MEDELLÍN: Caminamos los tres muy cerca uno del otro y del lado correcto de la noche.
Entramos en el bosque y nos sentamos junto a un oscuro pino que probablemente no quería que estuviéramos ahí, pues no hacía más que crujir con el viento.
Silenciosos, escuchando los árboles; creo que no intentaban decirnos algo, les importábamos mínimamente. Y la ciudad asomaba entre las ramas más viejas. Rostros negros de noche se concentraban en las almitas titilantes de aquel velorio de urbe. Estábamos muy lejos de ella, aunque la pudiéramos ver, estaba lejos y yo por lo menos no intentaba acerarme. Ella, la ciudad, seguía en su pálpito distante y, estuve totalmente seguro, que no le importábamos, como a los árboles, porque no iba a cambiar por nosotros el rostro, continuaría siendo fría y ruda.
¡Salté! Ellas dos me miraron pero seguían sin hacer nada. Bajé corriendo a donde aparecían las raíces del tosco pino. Metí la mano en un agujero en la tierra, esperando, por supuesto, no encontrarme con una zarigüeya molesta por despertarla, aunque ellas sean nocturnas, ésta podía estar dormida.

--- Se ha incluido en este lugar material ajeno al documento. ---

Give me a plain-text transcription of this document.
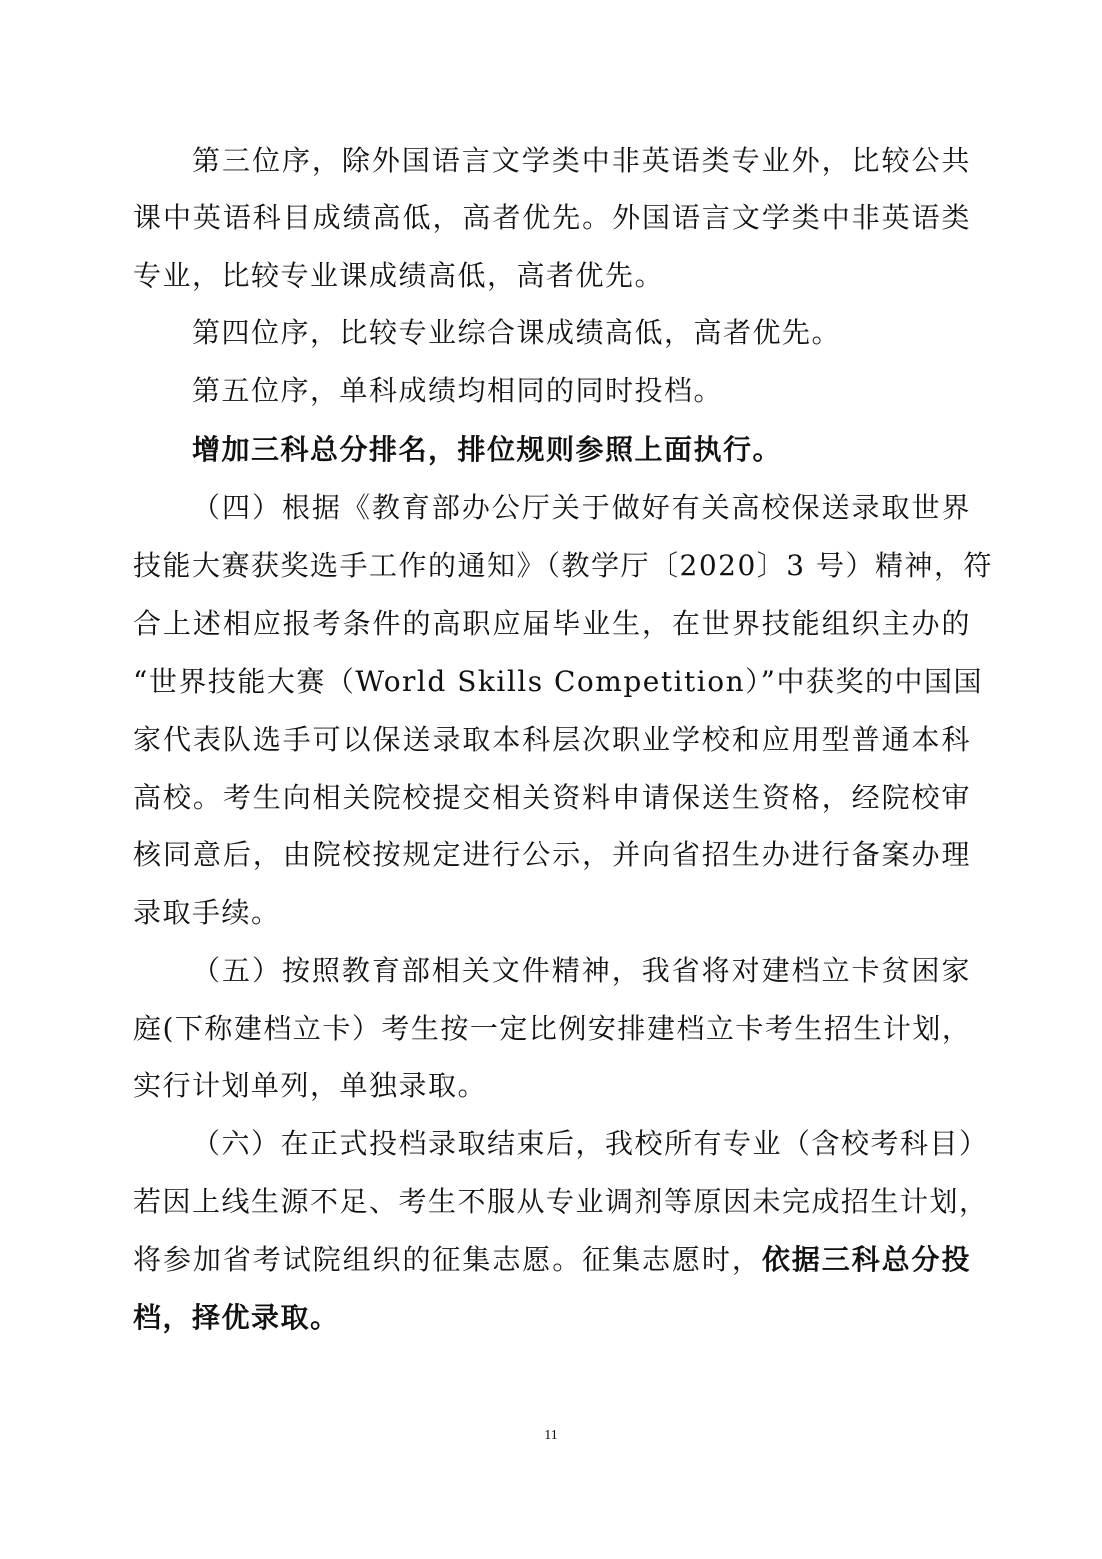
第三位序，除外国语言文学类中非英语类专业外，比较公共
课中英语科目成绩高低，高者优先。外国语言文学类中非英语类
专业，比较专业课成绩高低，高者优先。
第四位序，比较专业综合课成绩高低，高者优先。
第五位序，单科成绩均相同的同时投档。
增加三科总分排名，排位规则参照上面执行。
（四）根据《教育部办公厅关于做好有关高校保送录取世界
技能大赛获奖选手工作的通知》（教学厅〔2020〕3 号）精神，符
合上述相应报考条件的高职应届毕业生，在世界技能组织主办的
“世界技能大赛（World Skills Competition）”中获奖的中国国
家代表队选手可以保送录取本科层次职业学校和应用型普通本科
高校。考生向相关院校提交相关资料申请保送生资格，经院校审
核同意后，由院校按规定进行公示，并向省招生办进行备案办理
录取手续。
（五）按照教育部相关文件精神，我省将对建档立卡贫困家
庭(下称建档立卡）考生按一定比例安排建档立卡考生招生计划，
实行计划单列，单独录取。
（六）在正式投档录取结束后，我校所有专业（含校考科目）
若因上线生源不足、考生不服从专业调剂等原因未完成招生计划，
将参加省考试院组织的征集志愿。征集志愿时，依据三科总分投
档，择优录取。
11
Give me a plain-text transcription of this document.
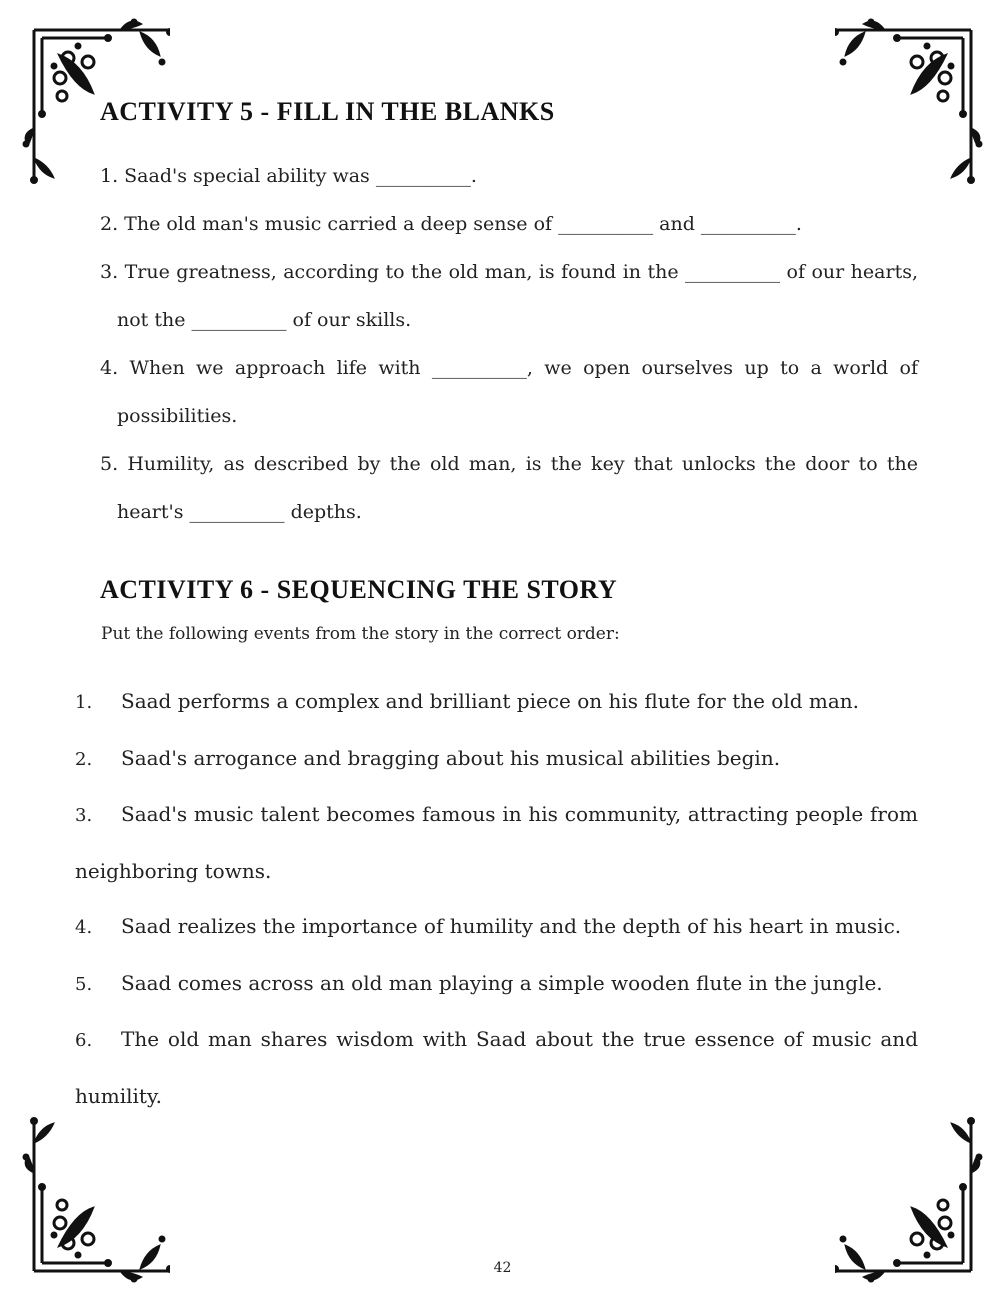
ACTIVITY 5 - FILL IN THE BLANKS
1. Saad's special ability was __________.
2. The old man's music carried a deep sense of __________ and __________.
3. True greatness, according to the old man, is found in the __________ of our hearts, not the __________ of our skills.
4. When we approach life with __________, we open ourselves up to a world of possibilities.
5. Humility, as described by the old man, is the key that unlocks the door to the heart's __________ depths.
ACTIVITY 6 - SEQUENCING THE STORY
Put the following events from the story in the correct order:
1. Saad performs a complex and brilliant piece on his flute for the old man.
2. Saad's arrogance and bragging about his musical abilities begin.
3. Saad's music talent becomes famous in his community, attracting people from neighboring towns.
4. Saad realizes the importance of humility and the depth of his heart in music.
5. Saad comes across an old man playing a simple wooden flute in the jungle.
6. The old man shares wisdom with Saad about the true essence of music and humility.
42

Lo encontré, ya viejo y un poco desfigurado por la humedad. Un tabaco que había dejado un mes atrás para que el duende terminara de fumarlo.
¡Aquí está! – Grité, – ¡el duende me lo ha dejado otra vez!
Y ellas dos cambiaron ese rostro silencioso de ciudad moribunda, por una sonrisa de duende. Se agitaron con el tabaco, con el duende, dejaron de mirar ese más allá de funeral, para quedarse conmigo en aquel pedazo de bosque. Las dos se pasaron el tabaco por los dedos. Seguramente sintieron lo rugoso de la hoja, la forma de raíz que había adquirido y siguieron sonriendo. No se podía encontrar forma para quitarles la alegría de estar allí, en la noche con el tabaco del duende, ese que mordí casi una luna atrás.
Tomé el tabaco otra vez para mí. Volví a ponerlo en el agujero de zarigüeya para que el duende fuera a encontrar su oportunidad.
– Es de él, a mí dejó de pertenecerme cuando lo entregué.
– Sí, es de él – respondieron las dos en una conexión instantánea.
Algún día, esperando que sea una noche, una de esas maravillosas noches sin luna, de montaña, donde el frío arrastra las ramas de los árboles hacía el sur y hay tantas estrellas absurdas sobre la mancha negra de la oscuridad. La ciudad perdida detrás de las colinas y yo en mi tranquilidad sin escuchar su rugido. Regresar a la madriguera. Encender un fósforo con la suela de mi zapato. Darle fuego al viejo tabaco y hacer sonreír a otra mujer.